On top of this foundation, the tone of voice was designed to be flexible for the broad range of audiences National Landscapes need to communicate with. On the one hand, it can be bright and united for the more serious convening work they do, and on the other, it can be inquisitive and sensorial to excite and invite the public to create their own connections.
Visualising a living patchwork
The idea of the living patchwork came to underpin our visual design system. Where each square is as unique as the next – filled with endless patterns of people and place. Up close, these individual patches represent one part of the landscape’s story, but step back and they thread together to form our nation’s fabric. One that’s vibrant, and full of life.
We developed an imperfect illustration style, inspired by the natural imperfections in the landscapes themselves. This style was used to create a unique emblem for each landscape – drawing on their special qualities – which when combined with other emblems created the wider graphic language.
The patchwork idea naturally lent itself to a layout system based on a flexible, dynamic grid – which could be used to house patches of photography, illustration and typography – and create endless variations.
Our colour system was influenced by the defining colours of our nation’s landscapes. Ranging from sandy dunes and rolling grasslands through to deep and vibrant moors and heathlands. This allowed each National Landscape team to choose a colour that felt most true to their local personality.

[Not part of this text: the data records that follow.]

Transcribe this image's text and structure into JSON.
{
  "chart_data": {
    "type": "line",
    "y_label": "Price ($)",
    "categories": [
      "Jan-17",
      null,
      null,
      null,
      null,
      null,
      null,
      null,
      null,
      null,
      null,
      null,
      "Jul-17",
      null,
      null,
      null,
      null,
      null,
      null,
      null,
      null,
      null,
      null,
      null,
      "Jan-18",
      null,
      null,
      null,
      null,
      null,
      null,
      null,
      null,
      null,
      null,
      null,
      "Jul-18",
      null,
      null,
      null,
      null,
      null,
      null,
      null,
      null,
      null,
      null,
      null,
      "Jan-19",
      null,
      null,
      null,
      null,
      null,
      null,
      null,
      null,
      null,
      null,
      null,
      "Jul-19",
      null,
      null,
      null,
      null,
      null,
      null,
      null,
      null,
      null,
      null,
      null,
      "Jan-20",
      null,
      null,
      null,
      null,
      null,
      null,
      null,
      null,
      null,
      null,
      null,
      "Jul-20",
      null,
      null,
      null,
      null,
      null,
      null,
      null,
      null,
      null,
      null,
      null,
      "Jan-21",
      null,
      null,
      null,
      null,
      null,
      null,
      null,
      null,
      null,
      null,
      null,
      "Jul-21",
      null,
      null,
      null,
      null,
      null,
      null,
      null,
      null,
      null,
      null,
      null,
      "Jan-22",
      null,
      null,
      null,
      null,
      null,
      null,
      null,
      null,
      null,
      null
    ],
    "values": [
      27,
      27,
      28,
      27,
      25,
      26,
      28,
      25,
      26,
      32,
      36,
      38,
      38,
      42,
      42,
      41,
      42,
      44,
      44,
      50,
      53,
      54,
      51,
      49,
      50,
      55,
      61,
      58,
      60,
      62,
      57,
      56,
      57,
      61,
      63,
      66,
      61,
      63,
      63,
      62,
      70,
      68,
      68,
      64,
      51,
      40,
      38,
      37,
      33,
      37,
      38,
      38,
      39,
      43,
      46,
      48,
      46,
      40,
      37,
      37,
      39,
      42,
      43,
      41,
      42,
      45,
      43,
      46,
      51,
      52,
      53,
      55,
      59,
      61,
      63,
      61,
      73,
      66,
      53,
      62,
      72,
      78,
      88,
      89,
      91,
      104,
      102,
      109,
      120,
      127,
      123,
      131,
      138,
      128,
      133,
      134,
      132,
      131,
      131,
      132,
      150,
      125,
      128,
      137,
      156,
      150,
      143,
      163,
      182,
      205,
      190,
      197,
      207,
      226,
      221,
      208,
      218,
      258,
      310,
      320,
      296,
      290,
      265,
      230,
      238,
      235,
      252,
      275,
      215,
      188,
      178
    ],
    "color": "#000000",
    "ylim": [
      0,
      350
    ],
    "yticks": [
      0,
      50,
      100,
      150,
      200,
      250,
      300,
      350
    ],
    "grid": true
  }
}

We paid special attention to accessibility of the visual system. Effra was selected as the main brand typeface not only for its contemporary, humanist aesthetic but also its open characters, distinguishable letter forms and lack of ‘mirroring’ – that all help it be more legible for people with dyslexia.
Welcome to the future of protected landscapes in the UK
To launch the new brand, we developed a campaign strategy focused on bringing to life the outstanding stories from across the network that demonstrate how National Landscapes are protecting and regenerating these areas – and making sure everyone can enjoy them.
Our challenge was primarily to communicate the name change, but also to build awareness and understanding of the role that National Landscape teams play.
We built the campaign around the concept of National Landscapes being places ‘where our stories come to life’. And in doing so, we offered a warm welcome for everyone to this new era of protected landscapes in the UK. Whether that’s a ‘welcome home’ for those who live and work in these places, a ‘welcome back’ for those who have explored their beauty for many years – or a ‘welcome for the very first time’, for those who are only just discovering them.
As part of the campaign, we developed a launch film, case studies and a campaign toolkit for individual teams to activate locally.